Incoming data are supplied as [String](https://developer.mozilla.org/en-US/docs/Web/JavaScript/Reference/Global_Objects/String) arguments to `write ()` and `end ()` methods.

During each of that calls, a series of `'c'` (_"cell"_) and `'r'` (_[end of] "row"_) events is emitted.

No event carries any payload. Subscribers have access to the current cell's `value` along with its `row` and `column` number via the emitter's properties.

So, each one chunk of a CSV source is processed synchronously. Parsing а huge text at once may lead to a considerable performance degradation. In applications, using [CSVReader](https://github.com/do-/node-csv-events/wiki/CSVReader) or a similar streaming wrapper is strongly encouraged.

# Constructor Options
|Name|Default value|Description|
|-|-|-|
|`mask`|`0`|Bit mask of required fields, `0` means 'all'|
|`delimiter`|`','`|Column delimiter|
|`empty`|`null`|The `value` corresponding to zero length cell content|
|`emptyDoc`|`\r\n`|If this equals the complete CSV text, no event is emitted at all|
|`maxLength`|1e6|The maximum `buf.length` allowed (inherently, the maximum length of `write` and `end` arguments)|

# Events
|Name|Payload|Description|
|-|-|-|
|`c`|`column`| Emitted for each cell which number satisfies `mask` when its content is available (via `value` and `raw` properties, see below)|
|`r`| | Emitted for each row completed|

# Properties
|Name|Type|Description|
|-|-|-|
|`unit`|Number or Bigint|`1` corresponding to `mask` by type|
|`row`|BigInt|Number of the current row: `0n` for the CSV header, if present|
|`column`|Number|Number of the current column, `0` based|
|`index`|Number or Bigint|Single bit mask corresponding to `column` (2**column)|
|`buf`|String|The internal buffer containing unparsed portion of the text gathered from `write` arguments|
|`from`|Number|Starting position of the current cell in `buf`|
|`to`|Number|Ending position of the current cell in `buf`|
|`raw`|String|Verbatim copy of `buf` between `from` and `to`, except row delimiters (computed property)|
|`value`|String|Unquoted `raw`, replaced with `empty` for an unquoted zero length string (computed property)|

# Methods
## `end ([s])`
A wrapper for `write (s)` (see below) called for the last text portion `s` or without arguments which means `s === ''`.

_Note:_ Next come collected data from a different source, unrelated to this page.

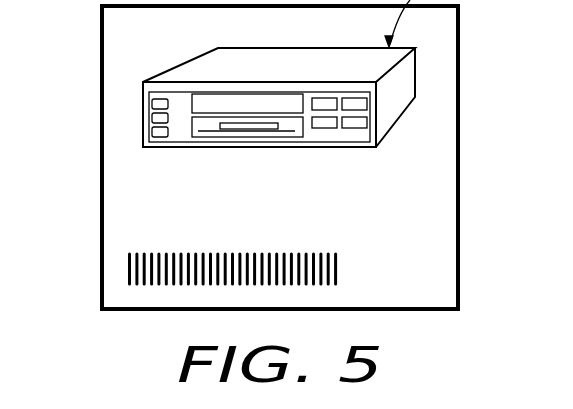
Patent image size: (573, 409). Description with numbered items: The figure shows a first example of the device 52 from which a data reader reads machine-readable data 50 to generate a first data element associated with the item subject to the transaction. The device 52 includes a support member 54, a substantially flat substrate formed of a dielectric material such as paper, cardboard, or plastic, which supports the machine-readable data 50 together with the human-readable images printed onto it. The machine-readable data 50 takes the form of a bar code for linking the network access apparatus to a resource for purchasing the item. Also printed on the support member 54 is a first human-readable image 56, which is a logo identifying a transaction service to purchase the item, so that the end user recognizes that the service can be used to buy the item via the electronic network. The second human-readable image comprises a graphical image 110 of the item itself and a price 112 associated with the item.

The machine-readable data 50 is at (128, 275).
The device 52 is at (147, 349).
The support member 54 is at (102, 17).
The first human-readable image 56 is at (436, 266).
The graphical image 110 is at (412, 75).
The price 112 is at (342, 202).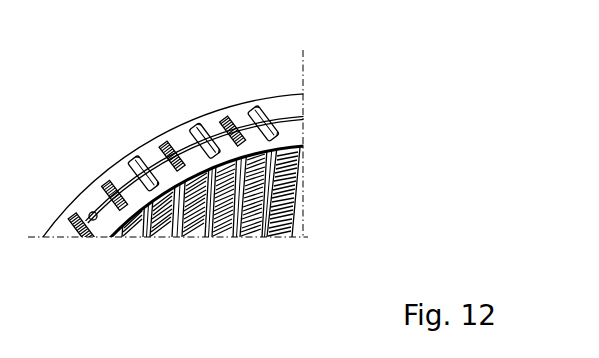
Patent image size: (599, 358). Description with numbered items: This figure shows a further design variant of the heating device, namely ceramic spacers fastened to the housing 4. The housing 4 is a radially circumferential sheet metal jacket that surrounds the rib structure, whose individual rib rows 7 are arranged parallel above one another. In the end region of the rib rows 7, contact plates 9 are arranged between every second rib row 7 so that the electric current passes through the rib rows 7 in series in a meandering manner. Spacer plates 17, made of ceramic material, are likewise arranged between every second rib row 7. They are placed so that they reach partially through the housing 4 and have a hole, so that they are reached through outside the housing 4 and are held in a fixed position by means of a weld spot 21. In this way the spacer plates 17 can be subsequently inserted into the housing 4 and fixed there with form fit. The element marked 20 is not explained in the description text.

The housing 4 is at (152, 140).
The rib rows 7 is at (274, 231).
The contact plates 9 is at (193, 156).
The spacer plates 17 is at (136, 158).
The support ring 20 is at (128, 188).
The weld spot 21 is at (92, 222).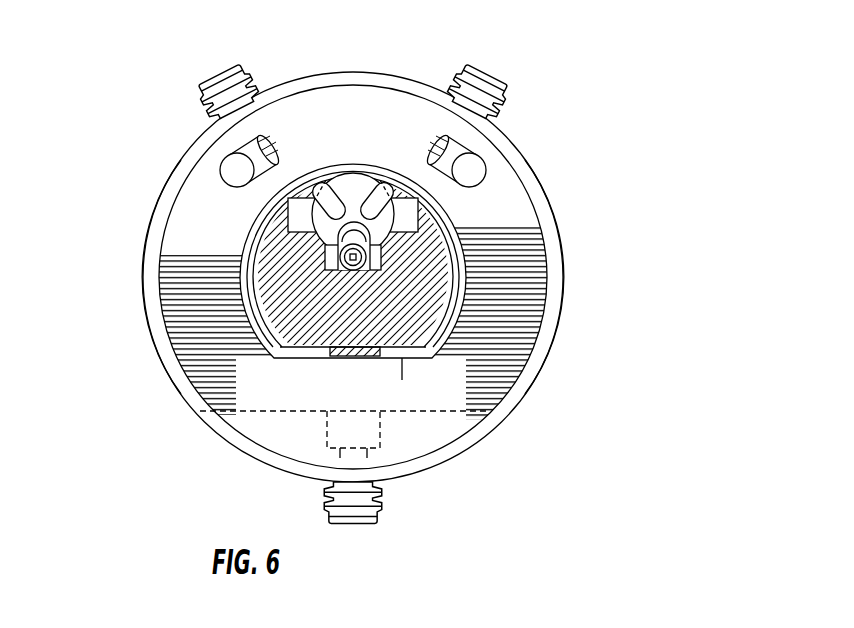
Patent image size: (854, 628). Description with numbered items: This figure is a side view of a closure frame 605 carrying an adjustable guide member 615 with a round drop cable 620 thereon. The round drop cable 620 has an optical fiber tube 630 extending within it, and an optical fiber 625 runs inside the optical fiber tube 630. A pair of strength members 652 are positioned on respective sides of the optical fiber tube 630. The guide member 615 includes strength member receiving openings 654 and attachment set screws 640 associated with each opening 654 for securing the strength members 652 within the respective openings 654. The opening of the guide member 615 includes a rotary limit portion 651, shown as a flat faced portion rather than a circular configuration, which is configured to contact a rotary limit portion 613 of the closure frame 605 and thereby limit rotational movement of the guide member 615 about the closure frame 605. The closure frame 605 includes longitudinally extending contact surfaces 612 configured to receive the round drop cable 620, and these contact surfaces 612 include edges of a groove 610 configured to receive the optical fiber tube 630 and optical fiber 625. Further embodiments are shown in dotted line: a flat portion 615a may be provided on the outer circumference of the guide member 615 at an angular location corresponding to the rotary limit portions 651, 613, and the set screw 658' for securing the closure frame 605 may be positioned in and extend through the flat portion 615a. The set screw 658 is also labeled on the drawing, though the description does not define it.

The closure frame 605 is at (430, 312).
The groove 610 is at (462, 292).
The contact surfaces 612 is at (338, 256).
The rotary limit portion 613 is at (413, 350).
The guide member 615 is at (135, 190).
The flat portion 615a is at (285, 413).
The round drop cable 620 is at (394, 220).
The optical fiber 625 is at (332, 350).
The optical fiber tube 630 is at (352, 272).
The attachment set screws 640 is at (218, 70).
The rotary limit portion 651 is at (402, 357).
The strength members 652 is at (222, 162).
The strength member receiving openings 654 is at (433, 148).
The bottom screw 658 is at (416, 518).
The set screw 658' is at (446, 474).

Guarantees the last CSV line parsed to be `'\n'` terminated.

## `write (s)`
Appends `s` to the internal buffer and emits all events for its parseable part, unless `maxLength` is exceeded in wich case an error is thrown.

The unparsed text is keept buffered.

# Limitations
## Line Breaks
`CSVEventEmitter` always recognizes both:
* `CRLF` (`'\r\n'`, RFC 4180, Windows style) and
* `LF` (`'\n'`, UNIX style)

as line breaks without explicit option setting.

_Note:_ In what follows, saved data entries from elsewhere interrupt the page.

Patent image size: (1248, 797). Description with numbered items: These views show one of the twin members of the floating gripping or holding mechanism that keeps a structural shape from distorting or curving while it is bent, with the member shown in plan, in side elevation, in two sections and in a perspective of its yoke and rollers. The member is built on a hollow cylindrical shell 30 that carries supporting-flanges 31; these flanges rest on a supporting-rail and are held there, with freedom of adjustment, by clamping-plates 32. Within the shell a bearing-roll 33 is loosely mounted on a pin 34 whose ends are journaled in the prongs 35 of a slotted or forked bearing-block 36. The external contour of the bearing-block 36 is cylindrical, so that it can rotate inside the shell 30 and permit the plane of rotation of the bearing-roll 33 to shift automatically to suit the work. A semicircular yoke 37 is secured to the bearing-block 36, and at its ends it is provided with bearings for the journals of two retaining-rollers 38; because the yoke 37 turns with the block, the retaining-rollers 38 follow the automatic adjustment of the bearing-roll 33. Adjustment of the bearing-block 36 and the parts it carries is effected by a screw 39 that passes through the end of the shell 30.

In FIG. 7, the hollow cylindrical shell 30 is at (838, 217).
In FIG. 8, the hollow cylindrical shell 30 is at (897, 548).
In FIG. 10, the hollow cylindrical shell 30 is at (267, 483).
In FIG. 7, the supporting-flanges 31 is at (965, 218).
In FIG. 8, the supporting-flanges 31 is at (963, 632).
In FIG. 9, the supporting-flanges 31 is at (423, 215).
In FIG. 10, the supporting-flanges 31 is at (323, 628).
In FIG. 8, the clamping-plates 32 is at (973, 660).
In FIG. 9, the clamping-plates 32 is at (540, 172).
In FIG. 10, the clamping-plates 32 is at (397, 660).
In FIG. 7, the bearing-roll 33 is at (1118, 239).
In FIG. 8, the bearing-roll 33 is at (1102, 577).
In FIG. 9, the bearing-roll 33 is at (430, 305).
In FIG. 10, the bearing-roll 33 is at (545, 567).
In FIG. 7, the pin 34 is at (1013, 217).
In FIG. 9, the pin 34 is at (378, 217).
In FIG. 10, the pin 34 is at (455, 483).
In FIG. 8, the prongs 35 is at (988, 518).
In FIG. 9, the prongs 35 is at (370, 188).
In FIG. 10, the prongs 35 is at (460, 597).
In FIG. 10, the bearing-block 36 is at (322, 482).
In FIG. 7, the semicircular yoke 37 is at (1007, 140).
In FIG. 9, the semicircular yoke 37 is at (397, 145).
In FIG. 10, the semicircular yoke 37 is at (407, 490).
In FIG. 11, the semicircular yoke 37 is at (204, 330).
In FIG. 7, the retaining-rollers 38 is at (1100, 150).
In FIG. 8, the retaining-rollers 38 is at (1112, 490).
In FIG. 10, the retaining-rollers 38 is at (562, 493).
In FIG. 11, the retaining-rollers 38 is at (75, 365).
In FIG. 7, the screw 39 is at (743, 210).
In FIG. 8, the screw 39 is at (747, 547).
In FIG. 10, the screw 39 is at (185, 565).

There is no way to apply `CSVEventEmitter` directly to texts generated with MacOS pre-X, Commodore, Amiga etc. neither any plans to implement such compatibility features.

## CSV Validity
`CSVEventEmitter` doesn't make any attempt to restore data from broken CSV source. So, a single unbalanced double quote will mess up the rest of file.

The best `CSVEventEmitter` can do in such case is not to waste too much memory by keeping its internal buffer limited with `maxLength`.